Now let $ x=t^{1/2} $ and expand the cosine in its power series. You will need three things:
$ \displaystyle \int_{0}^{1}{t^{r-1/2}(1-t)^{\nu-1/2}dt}=B(r+1/2,\nu+1/2)=\Gamma(r+1/2)\Gamma(\nu+1/2)/\Gamma(r+\nu+1),\tag*{} $
where $B$ is the beta function, and
$ \displaystyle (2r)!=r!\Gamma(r+1/2)2^{2r-1}/\sqrt{\pi}.\tag*{}$
The result will be the desired series.
There is no way of avoiding dealing with gamma functions in the derivation since they occur in the series definition of the Bessel function.
Another more arcane (and slicker) way is to use Laplace transforms.

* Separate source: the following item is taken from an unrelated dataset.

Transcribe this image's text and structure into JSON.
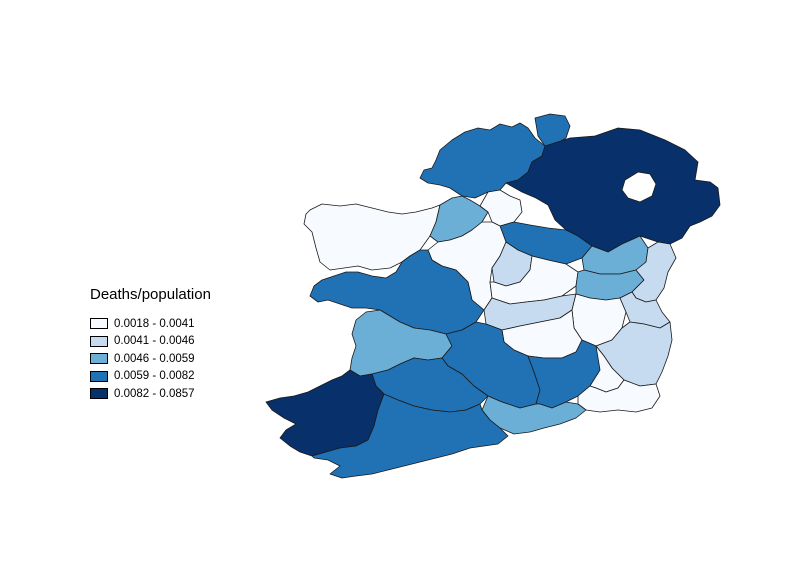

$ \displaystyle \mathfrak{L}\bigg[t^{\nu}J_{\nu}(t)\bigg]=(p^2+1)^{-\nu-1/2},\tag*{}$
which is easily shown by taking the Laplace transform term by term of the power series for $ J_{\nu}(t)$ .
One inverts this transform by integrating the function $ e^{pt}(p^2+1)^{-\nu-1/2}$ along a contour in the complex plane from $ -i{\infty}\;\text{to}\;{i\infty} $ making little semicircles around $ -i,i $ . The integrand is multivalent and one must be careful to assign the correct value to it along the various segments of the integration path.
When all the smoke clears, the result will be the desired integral.